PEOPLE: "He can't eat babies, that's super illegal."
TRUMP, on TV, eating babies, not even cooking them first: "People are saying that I really am the best baby-eater, folks."
NYT: "Trump Vs. Babies: The Rhetoric On Both Sides Must Stop"
Jeff Flake, 10 seconds later, votes to help him install a series of 4,000 new judges that are very, very pro-babyphagia.
Mike Pence then invites a Baby Chef to say a prayer.
Trump: *eats tons of babies at a rally*
*literal tons of babies*
Twitter user EATLIBERALBABIES98342U5293485823742: "eatin babbies to own the soy cuck npcs
Twitter user TRUMPTRAINDIAPERDAVE78452394638476923645982: "i am def real not robotski"
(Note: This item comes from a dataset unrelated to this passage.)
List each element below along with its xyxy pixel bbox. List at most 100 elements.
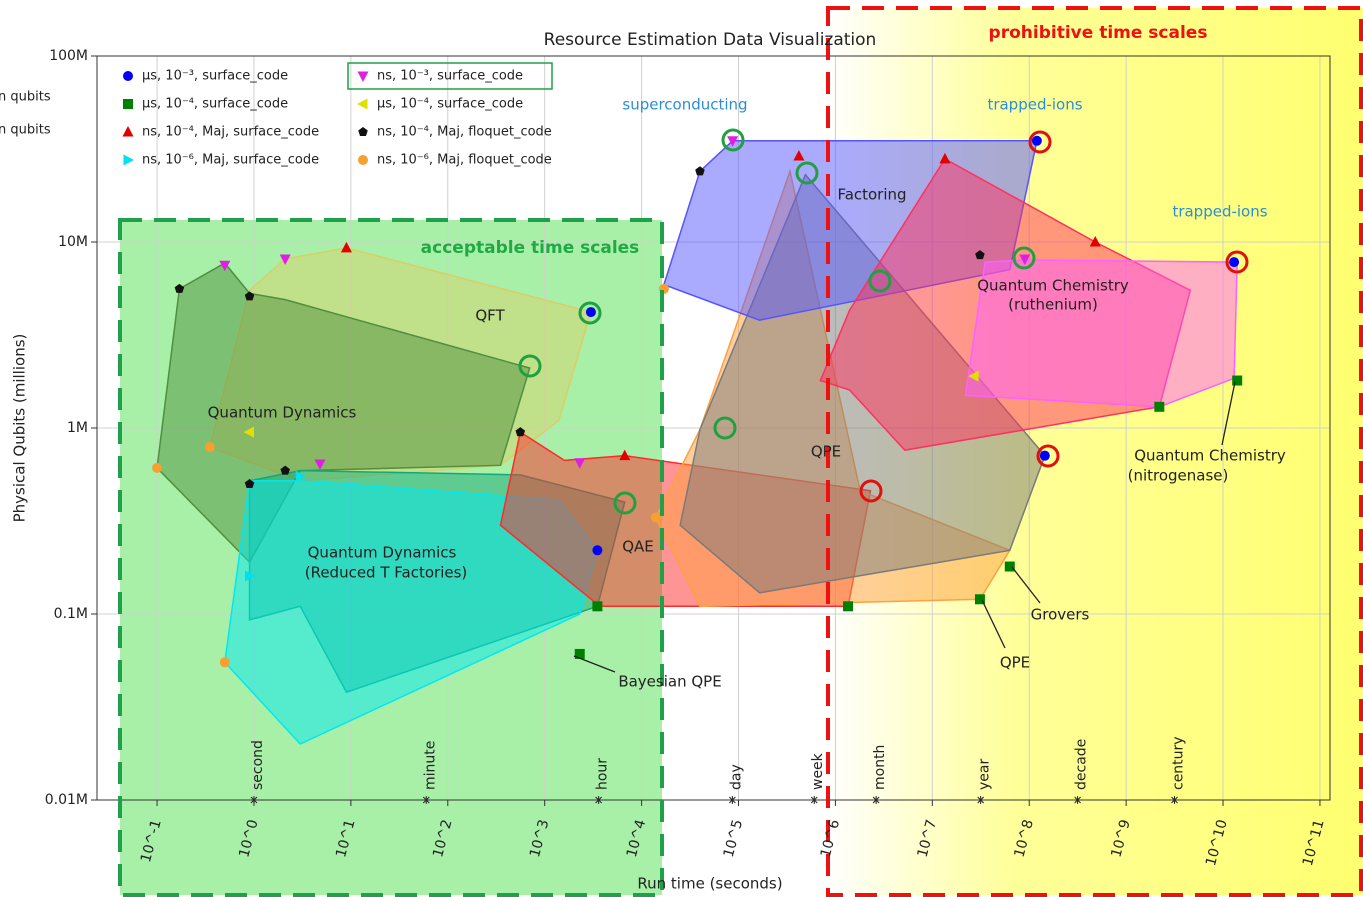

Trump: *opens a chain of baby-eating restaurants, Ivanka runs it, each baby is branded with the presidential seal, each sale goes toward his 2028 reelection campaign*
Press: "What did you get in return?"
Schumer: "I was supposed to get something in return?"
Trump, at a rally that night: "Folks, folks, I still eat babies, I ate a baby right before I came out here. I eat them like pizza, with a fork and knife."
BABIES: THE OTHER OTHER WHITE MEAT
A newspaper blows in front of them, NYT:
BABY-EATING: IT COULDN'T HAPPEN HERE
It blows away, on the dust, and is gone.